NEW DELHI: President Pranab Mukherjee gave his assent yesterday to a landmark food welfare programme targeting the “poorest of the poor”, the government announced.
“The president has signed the ordinance,” a senior food ministry official said, two days after the cabinet sent the National Food Security measure to Mukherjee.
The must eventually be approved by parliament.
The multi-billion-dollar populist programme is the largest in the world, offering subsidised grains to nearly 70 percent of the population, or more than 800 million people.
“The food security bill has special focus on the needs of the poorest of the poor, women and children,” the ministry said in statement.
“Up to 75 percent of the rural population and up to 50 percent of the urban population will have uniform entitlement of five kilos per month at highly subsidised prices,” it added.
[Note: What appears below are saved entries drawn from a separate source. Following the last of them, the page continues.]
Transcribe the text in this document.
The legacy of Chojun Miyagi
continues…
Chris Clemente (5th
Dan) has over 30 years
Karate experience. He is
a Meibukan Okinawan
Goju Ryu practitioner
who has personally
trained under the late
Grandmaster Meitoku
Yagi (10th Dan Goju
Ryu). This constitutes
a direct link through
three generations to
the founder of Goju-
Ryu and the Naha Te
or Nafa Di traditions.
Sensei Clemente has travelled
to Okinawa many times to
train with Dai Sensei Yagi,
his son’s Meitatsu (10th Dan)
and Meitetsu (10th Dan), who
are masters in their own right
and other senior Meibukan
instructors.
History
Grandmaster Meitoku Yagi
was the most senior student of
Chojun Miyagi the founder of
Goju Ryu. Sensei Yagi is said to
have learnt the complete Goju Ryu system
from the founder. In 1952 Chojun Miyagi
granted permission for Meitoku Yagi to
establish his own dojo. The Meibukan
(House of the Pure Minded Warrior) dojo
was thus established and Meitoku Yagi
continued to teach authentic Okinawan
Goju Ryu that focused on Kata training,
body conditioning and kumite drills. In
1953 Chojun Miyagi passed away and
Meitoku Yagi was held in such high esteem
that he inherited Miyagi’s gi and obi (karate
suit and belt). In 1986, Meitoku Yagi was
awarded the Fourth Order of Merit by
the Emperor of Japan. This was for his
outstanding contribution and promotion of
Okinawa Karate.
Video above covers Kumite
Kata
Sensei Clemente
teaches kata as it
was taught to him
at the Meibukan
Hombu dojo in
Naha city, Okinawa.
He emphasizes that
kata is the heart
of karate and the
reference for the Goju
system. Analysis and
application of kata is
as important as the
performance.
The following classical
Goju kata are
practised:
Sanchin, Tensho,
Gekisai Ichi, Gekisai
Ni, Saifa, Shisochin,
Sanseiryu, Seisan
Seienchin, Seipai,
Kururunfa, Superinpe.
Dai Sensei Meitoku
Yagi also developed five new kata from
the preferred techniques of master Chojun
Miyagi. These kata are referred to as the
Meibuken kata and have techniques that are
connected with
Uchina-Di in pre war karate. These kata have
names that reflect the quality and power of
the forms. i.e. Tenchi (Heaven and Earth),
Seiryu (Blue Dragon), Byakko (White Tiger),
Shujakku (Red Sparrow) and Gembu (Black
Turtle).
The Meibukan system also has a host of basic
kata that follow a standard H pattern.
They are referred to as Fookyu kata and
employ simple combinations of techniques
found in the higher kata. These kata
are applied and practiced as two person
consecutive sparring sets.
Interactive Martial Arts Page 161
The flagship programme has been pushed by the head of the ruling Congress party, Sonia Gandhi, who has insisted on honouring a 2009 election pledge.
The measure would increase the annual food subsidy bill to Rs1.2tn, the statement said.
The measure is considered key to the Congress-led coalition’s fortunes in elections next year.
The bill had been expected to be cleared by lawmakers in parliament in February, but it was never introduced due to opposition protests.
Opposition parties have attacked the government for ramming the measure through by decree, saying there has not been enough discussion of its effect on prices and on farmers who must produce more food.
Critics of the food programme also say that India can ill-afford such a costly subsidy at a time of slowing economic growth and when credit ratings agencies are eyeing the country’s large deficit.